Car c’est bien le sens du sous-titre de cet essai biographique : Pompidou incarne la France des  « Trente Glorieuses », à la fois comme fidèle Premier ministre de De Gaulle (1962-1968) puis comme président de la République, sa mort correspondant, peu ou prou, au premier choc pétrolier et à la fin de la croissance économique historique née de l’après-guerre. A ce concept cher à Jean Fourastié, que l’on assimile volontiers à la génération du baby-boom et à la généralisation de la voiture individuelle et du mode de vie (et de consommation) contemporain, se rattache plus ou moins « une certaine idée de la modernité », mais il est patent que la modernité dont parlent les auteurs dépassent cette seule dimension. Elle s’exprime notamment dans l’amour sincère et profond de Pompidou pour la poésie (il est l’auteur d’une anthologie célèbre de la poésie française) et les arts contemporains, que célèbre l’actuel Centre Pompidou à Beaubourg (inauguré par son successeur Valéry Giscard d’Estaing), mais aussi et surtout pour sa femme Claude – la « médiatisation » de leur couple, non sans analogie avec les Kennedy, annonçant d’ailleurs une nouvelle image de la première dame, moins traditionnelle que ne l’était celle d'Yvonne de Gaulle.

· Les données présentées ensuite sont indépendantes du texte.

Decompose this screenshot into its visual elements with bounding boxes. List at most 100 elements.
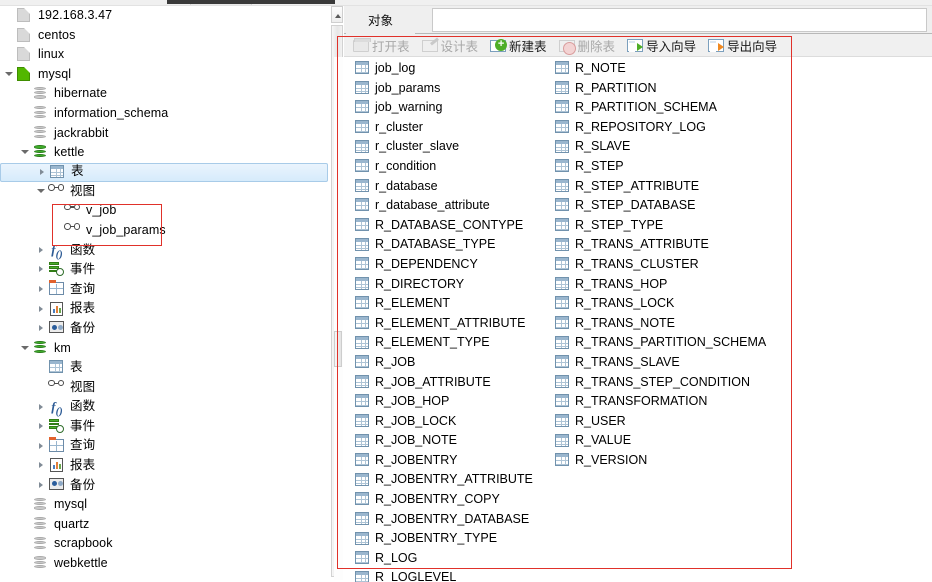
- object-list-item[interactable]: R_TRANSFORMATION: [554, 392, 766, 412]
- tree-expander-expanded-icon[interactable]: [20, 143, 32, 162]
- tree-expander-collapsed-icon[interactable]: [36, 300, 48, 319]
- sidebar-item-hibernate-4[interactable]: hibernate: [0, 84, 330, 104]
- tree-expander-collapsed-icon[interactable]: [36, 417, 48, 436]
- sidebar-item--13[interactable]: 事件: [0, 260, 330, 280]
- object-list-item[interactable]: r_database_attribute: [354, 196, 533, 216]
- object-list-item[interactable]: R_JOBENTRY_TYPE: [354, 529, 533, 549]
- tab-objects[interactable]: 对象: [346, 8, 416, 34]
- object-list-item[interactable]: R_STEP_DATABASE: [554, 196, 766, 216]
- sidebar-item-km-17[interactable]: km: [0, 339, 330, 359]
- sidebar-item--18[interactable]: 表: [0, 358, 330, 378]
- tab-filter-field[interactable]: [432, 8, 927, 32]
- sidebar-item--16[interactable]: 备份: [0, 319, 330, 339]
- connection-tree-panel[interactable]: 192.168.3.47 centos linux mysql hibernate inf…: [0, 6, 330, 582]
- tree-expander-expanded-icon[interactable]: [36, 182, 48, 201]
- object-list-item[interactable]: job_warning: [354, 98, 533, 118]
- sidebar-item-centos-1[interactable]: centos: [0, 26, 330, 46]
- sidebar-item-information_schema-5[interactable]: information_schema: [0, 104, 330, 124]
- sidebar-item--19[interactable]: 视图: [0, 378, 330, 398]
- tree-expander-collapsed-icon[interactable]: [36, 241, 48, 260]
- object-list-item[interactable]: R_NOTE: [554, 59, 766, 79]
- object-list-item[interactable]: R_TRANS_LOCK: [554, 294, 766, 314]
- object-list-item[interactable]: R_LOGLEVEL: [354, 568, 533, 582]
- tree-expander-collapsed-icon[interactable]: [37, 163, 49, 182]
- object-list-item[interactable]: R_ELEMENT_TYPE: [354, 333, 533, 353]
- object-list-item[interactable]: R_JOB_ATTRIBUTE: [354, 373, 533, 393]
- tree-expander-expanded-icon[interactable]: [20, 339, 32, 358]
- tree-expander-collapsed-icon[interactable]: [36, 437, 48, 456]
- object-list-item[interactable]: R_JOB_LOCK: [354, 412, 533, 432]
- object-list-item[interactable]: R_JOB_HOP: [354, 392, 533, 412]
- object-list-item[interactable]: R_ELEMENT: [354, 294, 533, 314]
- tree-expander-collapsed-icon[interactable]: [36, 456, 48, 475]
- object-list-item[interactable]: R_ELEMENT_ATTRIBUTE: [354, 314, 533, 334]
- object-list-item[interactable]: R_JOB_NOTE: [354, 431, 533, 451]
- object-list-item[interactable]: R_VALUE: [554, 431, 766, 451]
- sidebar-item--15[interactable]: 报表: [0, 299, 330, 319]
- sidebar-item-jackrabbit-6[interactable]: jackrabbit: [0, 124, 330, 144]
- sidebar-item-webkettle-28[interactable]: webkettle: [0, 554, 330, 574]
- object-list-item[interactable]: r_cluster: [354, 118, 533, 138]
- sidebar-item-192168347-0[interactable]: 192.168.3.47: [0, 6, 330, 26]
- object-list-item[interactable]: R_VERSION: [554, 451, 766, 471]
- object-list-item[interactable]: R_JOBENTRY_DATABASE: [354, 510, 533, 530]
- sidebar-item-quartz-26[interactable]: quartz: [0, 515, 330, 535]
- sidebar-item-v_job_params-11[interactable]: v_job_params: [0, 221, 330, 241]
- tree-expander-collapsed-icon[interactable]: [36, 260, 48, 279]
- sidebar-item--21[interactable]: 事件: [0, 417, 330, 437]
- sidebar-item--12[interactable]: f() 函数: [0, 241, 330, 260]
- object-list-item[interactable]: R_PARTITION: [554, 79, 766, 99]
- object-list-item[interactable]: R_PARTITION_SCHEMA: [554, 98, 766, 118]
- object-list-item[interactable]: r_condition: [354, 157, 533, 177]
- object-list-item[interactable]: R_STEP_TYPE: [554, 216, 766, 236]
- object-list-item[interactable]: R_TRANS_PARTITION_SCHEMA: [554, 333, 766, 353]
- object-list-item[interactable]: R_TRANS_HOP: [554, 275, 766, 295]
- object-list-item[interactable]: R_LOG: [354, 549, 533, 569]
- object-list-item[interactable]: R_USER: [554, 412, 766, 432]
- object-list-item[interactable]: R_STEP_ATTRIBUTE: [554, 177, 766, 197]
- object-list-item[interactable]: R_DIRECTORY: [354, 275, 533, 295]
- sidebar-item--20[interactable]: f() 函数: [0, 397, 330, 417]
- object-list-area[interactable]: job_log job_params job_warning r_cluster r_c…: [334, 57, 932, 582]
- object-list-item[interactable]: R_TRANS_ATTRIBUTE: [554, 235, 766, 255]
- object-list-item[interactable]: R_STEP: [554, 157, 766, 177]
- sidebar-item--24[interactable]: 备份: [0, 476, 330, 496]
- object-list-item[interactable]: R_TRANS_SLAVE: [554, 353, 766, 373]
- object-list-item[interactable]: job_log: [354, 59, 533, 79]
- object-list-item[interactable]: R_JOB: [354, 353, 533, 373]
- object-list-item[interactable]: r_cluster_slave: [354, 137, 533, 157]
- object-list-item[interactable]: R_DEPENDENCY: [354, 255, 533, 275]
- sidebar-item-kettle-7[interactable]: kettle: [0, 143, 330, 163]
- sidebar-item--9[interactable]: 视图: [0, 182, 330, 202]
- object-list-item[interactable]: R_TRANS_NOTE: [554, 314, 766, 334]
- scroll-up-button[interactable]: [331, 6, 343, 23]
- object-list-item[interactable]: R_SLAVE: [554, 137, 766, 157]
- import-wizard-button[interactable]: 导入向导: [623, 35, 700, 56]
- export-wizard-button[interactable]: 导出向导: [704, 35, 781, 56]
- object-list-item[interactable]: R_REPOSITORY_LOG: [554, 118, 766, 138]
- object-list-item[interactable]: R_TRANS_CLUSTER: [554, 255, 766, 275]
- object-list-item[interactable]: R_TRANS_STEP_CONDITION: [554, 373, 766, 393]
- sidebar-item-mysql-25[interactable]: mysql: [0, 495, 330, 515]
- sidebar-item-scrapbook-27[interactable]: scrapbook: [0, 534, 330, 554]
- tree-expander-collapsed-icon[interactable]: [36, 319, 48, 338]
- object-list-item[interactable]: r_database: [354, 177, 533, 197]
- tree-expander-expanded-icon[interactable]: [4, 65, 16, 84]
- object-list-item[interactable]: job_params: [354, 79, 533, 99]
- list-scrollbar-thumb[interactable]: [334, 331, 342, 367]
- object-list-item[interactable]: R_JOBENTRY_ATTRIBUTE: [354, 470, 533, 490]
- sidebar-item-v_job-10[interactable]: v_job: [0, 201, 330, 221]
- sidebar-item-linux-2[interactable]: linux: [0, 45, 330, 65]
- new-table-button[interactable]: 新建表: [486, 35, 551, 56]
- sidebar-item--23[interactable]: 报表: [0, 456, 330, 476]
- sidebar-item-mysql-3[interactable]: mysql: [0, 65, 330, 85]
- tree-expander-collapsed-icon[interactable]: [36, 476, 48, 495]
- sidebar-item--22[interactable]: 查询: [0, 436, 330, 456]
- sidebar-item--14[interactable]: 查询: [0, 280, 330, 300]
- tree-expander-collapsed-icon[interactable]: [36, 280, 48, 299]
- object-list-item[interactable]: R_JOBENTRY: [354, 451, 533, 471]
- sidebar-item--8[interactable]: 表: [0, 162, 328, 182]
- object-list-item[interactable]: R_DATABASE_CONTYPE: [354, 216, 533, 236]
- tree-expander-collapsed-icon[interactable]: [36, 398, 48, 417]
- list-scrollbar[interactable]: [334, 57, 343, 580]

Cette modernité s’exprime aussi dans une conception plus « humaine » des relations sociales que celle du Général, homme d’autorité plus que dialogue, Jean-Pierre Bat et Pascal Geneste rappelant ce que les accords de Grenelle en 1968 doivent au Premier ministre de l’époque, alors que le président était introuvable : « La journée du 30 mai atteint le seuil symbolique du million de manifestants sous les drapeaux tricolores. Pour les gaullistes, c’est un triomphe. En apparence, le pouvoir s’est ressaisi malgré la période de grand doute qui a envahi jusqu’au général, parti à Baden-Baden le 29 mai auprès des forces militaires du général Massu. De Gaulle, revenu à Paris, reprend totalement la direction des affaires. Pourtant, la réalité du pouvoir entre le 11 et le 30 mais s’est concentrée entre les mains de Pompidou, qui en a fait l’usage que lui seul jugeait bon. »  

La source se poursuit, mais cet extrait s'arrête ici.